ADR-0008 — Kubernetes Deployment Architecture¶
Status: Accepted
Date: 2025-01
Deciders: trevor project lead
Context¶
trevor runs exclusively on Kubernetes (C-07). It must support horizontal scaling (C-08) and integrate with the karectl cluster's existing patterns.
Decision¶
Components¶
trevor is deployed as the following Kubernetes resources:
trevor/
├── Deployment: trevor-web — FastAPI application (horizontally scalable)
├── Deployment: trevor-worker — Background task worker (ARQ)
├── CronJob: trevor-crd-sync — Syncs Project CRDs into trevor DB
├── CronJob: trevor-storage-cleanup — Runs quarantine/release retention policy
├── Service: trevor-web — ClusterIP + optional Ingress
├── ConfigMap: trevor-config — Non-secret configuration
├── Secret: trevor-secrets — DB URL, S3 credentials, Keycloak client secret
└── (optional) PersistentVolumeClaim — SQLite volume for dev only
Task queue: ARQ¶
Background tasks (agent review, RO-Crate assembly, notification dispatch, storage copy) are handled by ARQ (Async Redis Queue), chosen because: - Native async Python — consistent with FastAPI's async model - Lightweight — no Celery worker infrastructure overhead - Redis is typically already available in karectl cluster
If Redis is not available, a fallback to FastAPI BackgroundTasks is acceptable for low-volume deployments (dev/staging), but is not suitable for production (tasks are lost on pod restart).
Helm chart structure¶
charts/trevor/
├── Chart.yaml
├── values.yaml — default values, all overridable
├── values.dev.yaml — local dev overrides (SQLite, mock SMTP)
├── templates/
│ ├── deployment-web.yaml
│ ├── deployment-worker.yaml
│ ├── cronjob-crd-sync.yaml
│ ├── cronjob-storage-cleanup.yaml
│ ├── service.yaml
│ ├── ingress.yaml
│ ├── configmap.yaml
│ ├── secret.yaml
│ ├── hpa.yaml — HorizontalPodAutoscaler
│ └── serviceaccount.yaml
Horizontal scaling¶
The trevor-web deployment is stateless (C-08) and scales via HorizontalPodAutoscaler based on CPU/memory or custom metrics.
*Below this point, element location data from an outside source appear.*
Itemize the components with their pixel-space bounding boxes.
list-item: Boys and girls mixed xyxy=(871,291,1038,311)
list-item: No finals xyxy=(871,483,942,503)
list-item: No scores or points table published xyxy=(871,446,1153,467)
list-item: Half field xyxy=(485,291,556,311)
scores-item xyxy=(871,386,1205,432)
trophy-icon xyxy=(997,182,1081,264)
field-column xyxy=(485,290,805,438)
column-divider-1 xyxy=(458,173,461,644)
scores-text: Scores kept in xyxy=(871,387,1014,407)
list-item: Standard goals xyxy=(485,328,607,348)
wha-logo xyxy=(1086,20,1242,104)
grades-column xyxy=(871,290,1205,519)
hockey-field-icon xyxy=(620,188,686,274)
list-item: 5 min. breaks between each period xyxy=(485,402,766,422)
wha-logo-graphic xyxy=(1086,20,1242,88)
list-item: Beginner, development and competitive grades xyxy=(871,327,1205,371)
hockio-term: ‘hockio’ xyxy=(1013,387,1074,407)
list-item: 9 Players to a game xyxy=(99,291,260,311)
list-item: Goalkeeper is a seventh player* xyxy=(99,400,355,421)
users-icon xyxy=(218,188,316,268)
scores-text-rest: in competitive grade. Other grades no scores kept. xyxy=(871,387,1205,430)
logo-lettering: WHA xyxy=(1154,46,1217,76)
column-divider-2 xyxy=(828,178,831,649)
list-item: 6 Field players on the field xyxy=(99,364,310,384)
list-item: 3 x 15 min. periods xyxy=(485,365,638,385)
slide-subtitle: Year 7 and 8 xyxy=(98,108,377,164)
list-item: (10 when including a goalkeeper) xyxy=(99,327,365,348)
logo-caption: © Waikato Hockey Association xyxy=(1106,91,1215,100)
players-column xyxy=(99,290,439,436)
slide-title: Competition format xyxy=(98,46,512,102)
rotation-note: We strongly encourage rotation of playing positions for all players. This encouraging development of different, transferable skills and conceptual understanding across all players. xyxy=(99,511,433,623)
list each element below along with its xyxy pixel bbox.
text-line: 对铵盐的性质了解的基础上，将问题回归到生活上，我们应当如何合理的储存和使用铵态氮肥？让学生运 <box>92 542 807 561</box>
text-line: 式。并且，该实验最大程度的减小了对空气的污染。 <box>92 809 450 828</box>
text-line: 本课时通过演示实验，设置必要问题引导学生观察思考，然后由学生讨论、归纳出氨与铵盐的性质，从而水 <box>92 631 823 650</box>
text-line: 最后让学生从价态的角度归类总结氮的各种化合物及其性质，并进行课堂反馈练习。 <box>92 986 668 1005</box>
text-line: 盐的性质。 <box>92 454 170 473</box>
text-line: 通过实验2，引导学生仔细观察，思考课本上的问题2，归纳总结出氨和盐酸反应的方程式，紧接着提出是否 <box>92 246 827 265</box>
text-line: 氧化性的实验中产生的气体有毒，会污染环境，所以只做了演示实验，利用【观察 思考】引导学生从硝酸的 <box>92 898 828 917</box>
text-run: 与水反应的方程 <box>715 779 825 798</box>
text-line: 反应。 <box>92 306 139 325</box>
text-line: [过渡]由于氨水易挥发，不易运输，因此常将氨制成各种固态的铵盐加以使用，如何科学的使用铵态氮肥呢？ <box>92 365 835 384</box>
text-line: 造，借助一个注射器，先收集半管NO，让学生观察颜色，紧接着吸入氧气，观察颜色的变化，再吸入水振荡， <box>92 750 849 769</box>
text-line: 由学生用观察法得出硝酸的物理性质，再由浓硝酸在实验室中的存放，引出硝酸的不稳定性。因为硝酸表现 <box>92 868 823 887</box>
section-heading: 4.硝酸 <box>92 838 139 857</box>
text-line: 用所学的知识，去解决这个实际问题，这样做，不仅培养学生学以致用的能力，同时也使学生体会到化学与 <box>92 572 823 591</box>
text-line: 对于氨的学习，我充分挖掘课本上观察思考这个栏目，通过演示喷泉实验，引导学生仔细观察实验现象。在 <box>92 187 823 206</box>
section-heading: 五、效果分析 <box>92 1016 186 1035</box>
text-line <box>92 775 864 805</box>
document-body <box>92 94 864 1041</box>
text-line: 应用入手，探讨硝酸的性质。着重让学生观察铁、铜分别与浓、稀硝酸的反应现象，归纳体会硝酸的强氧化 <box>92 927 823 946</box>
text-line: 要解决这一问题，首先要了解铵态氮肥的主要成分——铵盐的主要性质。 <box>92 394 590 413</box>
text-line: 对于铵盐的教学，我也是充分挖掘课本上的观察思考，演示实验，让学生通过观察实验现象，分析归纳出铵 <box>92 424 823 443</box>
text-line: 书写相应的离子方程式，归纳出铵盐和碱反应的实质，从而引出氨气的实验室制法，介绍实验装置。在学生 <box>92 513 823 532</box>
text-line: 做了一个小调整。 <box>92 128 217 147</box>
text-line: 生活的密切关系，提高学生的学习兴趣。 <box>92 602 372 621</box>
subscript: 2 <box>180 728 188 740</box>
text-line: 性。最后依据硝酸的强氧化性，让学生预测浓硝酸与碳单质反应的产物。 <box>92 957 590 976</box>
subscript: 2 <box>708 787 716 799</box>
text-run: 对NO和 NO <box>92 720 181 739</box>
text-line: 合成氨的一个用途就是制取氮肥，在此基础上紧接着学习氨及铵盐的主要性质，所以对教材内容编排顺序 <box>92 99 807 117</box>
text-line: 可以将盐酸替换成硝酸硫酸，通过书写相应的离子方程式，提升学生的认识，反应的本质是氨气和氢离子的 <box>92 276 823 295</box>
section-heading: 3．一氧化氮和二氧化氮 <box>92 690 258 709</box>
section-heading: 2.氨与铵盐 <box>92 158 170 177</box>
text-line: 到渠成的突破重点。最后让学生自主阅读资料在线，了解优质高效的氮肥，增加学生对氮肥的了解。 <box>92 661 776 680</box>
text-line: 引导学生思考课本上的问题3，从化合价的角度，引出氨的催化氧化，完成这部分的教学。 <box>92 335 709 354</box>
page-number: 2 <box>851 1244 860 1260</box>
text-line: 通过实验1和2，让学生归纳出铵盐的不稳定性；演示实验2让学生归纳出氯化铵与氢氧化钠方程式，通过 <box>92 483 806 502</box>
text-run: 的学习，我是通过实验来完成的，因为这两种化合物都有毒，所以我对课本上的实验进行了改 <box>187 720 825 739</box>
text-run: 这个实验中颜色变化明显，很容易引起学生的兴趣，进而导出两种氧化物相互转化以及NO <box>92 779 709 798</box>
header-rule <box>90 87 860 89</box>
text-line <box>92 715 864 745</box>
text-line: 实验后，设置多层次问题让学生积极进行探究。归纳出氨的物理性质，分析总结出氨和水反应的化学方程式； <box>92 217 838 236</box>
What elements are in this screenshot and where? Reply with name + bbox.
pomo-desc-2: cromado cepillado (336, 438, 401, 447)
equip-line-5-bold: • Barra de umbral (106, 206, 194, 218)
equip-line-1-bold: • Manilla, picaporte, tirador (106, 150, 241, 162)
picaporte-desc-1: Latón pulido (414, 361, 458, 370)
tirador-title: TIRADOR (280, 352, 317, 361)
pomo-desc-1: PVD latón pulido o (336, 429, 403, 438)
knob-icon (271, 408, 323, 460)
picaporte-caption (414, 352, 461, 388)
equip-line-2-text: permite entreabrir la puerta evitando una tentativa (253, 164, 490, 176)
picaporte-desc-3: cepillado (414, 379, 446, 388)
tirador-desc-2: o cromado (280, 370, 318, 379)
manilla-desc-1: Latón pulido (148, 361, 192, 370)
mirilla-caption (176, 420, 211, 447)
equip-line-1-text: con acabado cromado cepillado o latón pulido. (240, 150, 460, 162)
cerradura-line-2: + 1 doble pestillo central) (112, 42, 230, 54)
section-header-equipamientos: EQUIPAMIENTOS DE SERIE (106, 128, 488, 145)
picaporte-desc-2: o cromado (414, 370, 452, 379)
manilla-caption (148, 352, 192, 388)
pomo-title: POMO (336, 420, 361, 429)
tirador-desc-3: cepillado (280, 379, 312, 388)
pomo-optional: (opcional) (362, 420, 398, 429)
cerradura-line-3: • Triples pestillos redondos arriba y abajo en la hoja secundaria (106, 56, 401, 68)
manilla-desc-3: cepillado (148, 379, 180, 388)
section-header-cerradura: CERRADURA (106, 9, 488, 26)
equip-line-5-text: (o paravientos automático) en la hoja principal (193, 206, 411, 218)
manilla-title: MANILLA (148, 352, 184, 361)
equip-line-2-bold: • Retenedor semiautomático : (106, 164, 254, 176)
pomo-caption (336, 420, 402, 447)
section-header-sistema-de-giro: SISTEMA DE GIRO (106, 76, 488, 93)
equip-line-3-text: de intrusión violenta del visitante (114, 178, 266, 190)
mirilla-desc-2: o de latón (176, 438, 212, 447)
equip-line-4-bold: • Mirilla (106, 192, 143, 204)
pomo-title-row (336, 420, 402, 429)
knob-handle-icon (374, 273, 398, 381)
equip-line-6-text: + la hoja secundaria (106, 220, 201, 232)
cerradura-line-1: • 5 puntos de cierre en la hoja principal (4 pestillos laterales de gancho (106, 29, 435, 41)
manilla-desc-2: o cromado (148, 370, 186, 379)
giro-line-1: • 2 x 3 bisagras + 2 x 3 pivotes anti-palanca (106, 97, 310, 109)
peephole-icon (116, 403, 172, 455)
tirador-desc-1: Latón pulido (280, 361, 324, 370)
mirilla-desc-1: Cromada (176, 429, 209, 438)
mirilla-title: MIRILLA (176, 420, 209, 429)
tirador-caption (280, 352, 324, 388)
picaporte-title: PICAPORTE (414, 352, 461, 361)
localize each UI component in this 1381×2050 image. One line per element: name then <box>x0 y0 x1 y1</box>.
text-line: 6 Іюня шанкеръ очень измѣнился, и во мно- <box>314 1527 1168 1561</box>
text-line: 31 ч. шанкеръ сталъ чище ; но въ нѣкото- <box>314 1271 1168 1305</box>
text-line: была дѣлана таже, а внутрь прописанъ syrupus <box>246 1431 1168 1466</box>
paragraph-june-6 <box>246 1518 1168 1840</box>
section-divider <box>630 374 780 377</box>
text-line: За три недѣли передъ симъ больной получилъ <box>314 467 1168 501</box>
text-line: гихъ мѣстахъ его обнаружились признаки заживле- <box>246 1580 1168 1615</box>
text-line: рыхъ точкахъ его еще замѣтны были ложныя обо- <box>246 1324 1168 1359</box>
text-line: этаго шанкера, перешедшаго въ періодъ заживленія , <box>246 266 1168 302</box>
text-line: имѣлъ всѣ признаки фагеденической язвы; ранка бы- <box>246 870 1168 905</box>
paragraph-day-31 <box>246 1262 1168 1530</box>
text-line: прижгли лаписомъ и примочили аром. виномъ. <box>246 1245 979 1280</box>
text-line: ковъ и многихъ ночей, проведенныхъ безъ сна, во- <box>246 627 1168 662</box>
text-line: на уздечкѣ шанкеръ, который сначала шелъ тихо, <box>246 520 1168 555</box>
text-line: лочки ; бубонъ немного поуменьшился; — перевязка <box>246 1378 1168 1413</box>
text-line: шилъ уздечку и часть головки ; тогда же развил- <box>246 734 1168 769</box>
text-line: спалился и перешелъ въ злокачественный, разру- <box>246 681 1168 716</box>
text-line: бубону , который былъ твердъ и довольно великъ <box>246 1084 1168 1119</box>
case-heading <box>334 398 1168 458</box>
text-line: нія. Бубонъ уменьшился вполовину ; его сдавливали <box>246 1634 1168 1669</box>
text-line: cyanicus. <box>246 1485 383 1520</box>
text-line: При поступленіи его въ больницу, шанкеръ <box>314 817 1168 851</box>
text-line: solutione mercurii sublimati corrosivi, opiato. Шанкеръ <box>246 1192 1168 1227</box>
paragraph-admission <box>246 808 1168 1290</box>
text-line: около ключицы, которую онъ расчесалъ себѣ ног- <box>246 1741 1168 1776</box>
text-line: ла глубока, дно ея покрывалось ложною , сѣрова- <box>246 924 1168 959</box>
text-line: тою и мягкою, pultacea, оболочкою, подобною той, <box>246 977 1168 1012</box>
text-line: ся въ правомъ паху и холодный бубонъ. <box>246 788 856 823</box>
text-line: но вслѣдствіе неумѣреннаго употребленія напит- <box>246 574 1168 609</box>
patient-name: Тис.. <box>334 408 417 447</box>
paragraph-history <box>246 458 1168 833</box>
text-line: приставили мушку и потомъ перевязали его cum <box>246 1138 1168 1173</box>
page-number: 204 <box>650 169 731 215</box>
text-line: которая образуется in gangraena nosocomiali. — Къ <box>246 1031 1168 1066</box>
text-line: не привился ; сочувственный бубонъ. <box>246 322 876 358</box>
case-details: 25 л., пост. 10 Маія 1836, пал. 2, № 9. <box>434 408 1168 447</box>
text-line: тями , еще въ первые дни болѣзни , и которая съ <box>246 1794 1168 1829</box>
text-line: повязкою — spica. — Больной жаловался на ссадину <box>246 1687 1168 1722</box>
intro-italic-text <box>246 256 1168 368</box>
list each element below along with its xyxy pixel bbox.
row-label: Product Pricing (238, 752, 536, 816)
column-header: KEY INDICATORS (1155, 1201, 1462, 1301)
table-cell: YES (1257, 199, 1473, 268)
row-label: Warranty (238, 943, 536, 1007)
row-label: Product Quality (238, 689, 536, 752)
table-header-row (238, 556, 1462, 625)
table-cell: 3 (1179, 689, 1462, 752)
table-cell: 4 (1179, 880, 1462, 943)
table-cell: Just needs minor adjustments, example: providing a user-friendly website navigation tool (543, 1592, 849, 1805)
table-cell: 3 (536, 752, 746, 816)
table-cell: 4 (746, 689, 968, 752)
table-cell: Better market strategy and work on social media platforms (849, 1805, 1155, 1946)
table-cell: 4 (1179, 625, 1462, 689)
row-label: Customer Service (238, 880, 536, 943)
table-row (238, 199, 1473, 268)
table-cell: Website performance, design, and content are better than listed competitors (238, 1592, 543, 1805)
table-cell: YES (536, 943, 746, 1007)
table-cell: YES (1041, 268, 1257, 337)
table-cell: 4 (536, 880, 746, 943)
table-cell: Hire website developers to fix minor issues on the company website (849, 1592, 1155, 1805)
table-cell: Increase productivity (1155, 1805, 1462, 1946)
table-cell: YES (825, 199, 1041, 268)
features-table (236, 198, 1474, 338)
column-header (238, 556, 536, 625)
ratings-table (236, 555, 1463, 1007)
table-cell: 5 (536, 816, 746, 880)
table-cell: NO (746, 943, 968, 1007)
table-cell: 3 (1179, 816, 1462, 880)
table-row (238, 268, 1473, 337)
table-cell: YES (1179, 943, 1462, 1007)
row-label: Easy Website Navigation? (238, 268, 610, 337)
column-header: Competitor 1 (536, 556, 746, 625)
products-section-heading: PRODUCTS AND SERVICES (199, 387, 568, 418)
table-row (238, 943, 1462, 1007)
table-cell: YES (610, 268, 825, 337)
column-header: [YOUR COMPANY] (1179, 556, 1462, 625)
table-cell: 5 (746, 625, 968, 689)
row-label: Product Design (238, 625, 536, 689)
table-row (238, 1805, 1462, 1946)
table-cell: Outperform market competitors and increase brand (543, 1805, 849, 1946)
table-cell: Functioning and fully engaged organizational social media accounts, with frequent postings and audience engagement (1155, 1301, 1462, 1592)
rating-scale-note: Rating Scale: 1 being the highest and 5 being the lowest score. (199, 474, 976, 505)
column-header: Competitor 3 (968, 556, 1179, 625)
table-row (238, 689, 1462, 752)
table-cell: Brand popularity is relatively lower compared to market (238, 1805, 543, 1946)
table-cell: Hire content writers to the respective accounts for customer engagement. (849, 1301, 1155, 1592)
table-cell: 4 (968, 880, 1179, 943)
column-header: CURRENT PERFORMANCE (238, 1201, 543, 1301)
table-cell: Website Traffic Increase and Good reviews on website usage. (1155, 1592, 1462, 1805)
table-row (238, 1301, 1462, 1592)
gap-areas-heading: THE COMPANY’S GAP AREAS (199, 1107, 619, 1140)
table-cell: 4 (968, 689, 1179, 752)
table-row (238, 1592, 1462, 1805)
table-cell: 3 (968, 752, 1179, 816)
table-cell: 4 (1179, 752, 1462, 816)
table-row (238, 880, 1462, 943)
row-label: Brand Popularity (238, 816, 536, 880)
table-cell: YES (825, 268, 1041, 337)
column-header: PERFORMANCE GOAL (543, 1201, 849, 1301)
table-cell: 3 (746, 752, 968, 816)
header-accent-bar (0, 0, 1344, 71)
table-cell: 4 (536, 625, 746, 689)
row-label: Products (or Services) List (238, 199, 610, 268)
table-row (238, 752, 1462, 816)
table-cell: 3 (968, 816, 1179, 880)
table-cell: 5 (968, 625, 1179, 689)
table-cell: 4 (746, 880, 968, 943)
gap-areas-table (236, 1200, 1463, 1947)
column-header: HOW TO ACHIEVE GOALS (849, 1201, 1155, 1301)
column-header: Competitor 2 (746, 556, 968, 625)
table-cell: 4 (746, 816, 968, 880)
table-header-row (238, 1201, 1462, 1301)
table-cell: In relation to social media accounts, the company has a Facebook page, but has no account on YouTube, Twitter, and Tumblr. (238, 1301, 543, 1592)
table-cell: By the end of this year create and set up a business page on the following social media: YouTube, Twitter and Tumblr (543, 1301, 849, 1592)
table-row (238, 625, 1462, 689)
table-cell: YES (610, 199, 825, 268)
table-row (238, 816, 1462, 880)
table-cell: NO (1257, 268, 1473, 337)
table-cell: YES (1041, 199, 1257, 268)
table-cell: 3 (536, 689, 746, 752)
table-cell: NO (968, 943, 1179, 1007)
The following are required for statelessness:
- No in-process session state — sessions are cookie-based (signed, server-verified)
- No in-process job state — all async work goes through ARQ/Redis
- File uploads stream directly to S3 — no local disk writes
CRD sync¶
A CronJob runs every 60 seconds (configurable) to reconcile karectl project CRDs into trevor's Project table. It uses the Kubernetes Python client with the in-cluster service account config.
The service account requires get and list permissions on the CR8TOR CRD group:
# RBAC
rules:
- apiGroups: ["cr8tor.karectl.io"]
resources: ["projects", "workspaces"]
verbs: ["get", "list", "watch"]
Local development¶
Local development uses Tilt with a Tiltfile that:
- Builds the trevor Docker image on file change
- Applies Helm chart with values.dev.yaml
- Provides port-forwards for the web service, ARQ dashboard, and Keycloak
- Uses a local MinIO instance for S3 and k3d/kind for Kubernetes
Consequences¶
- Positive: Fully cloud-native from day one. No non-k8s deployment path to maintain.
- Positive: ARQ integrates cleanly with FastAPI's async model.
- Positive: Helm chart makes deployment configuration explicit and version-controlled.
- Negative: Local development requires a running Kubernetes environment (k3d/kind). Mitigation: Tiltfile automates setup; documented in CONTRIBUTING.md.
- Negative: ARQ requires Redis. Mitigation: Redis is a standard dependency in karectl; included in dev Helm values.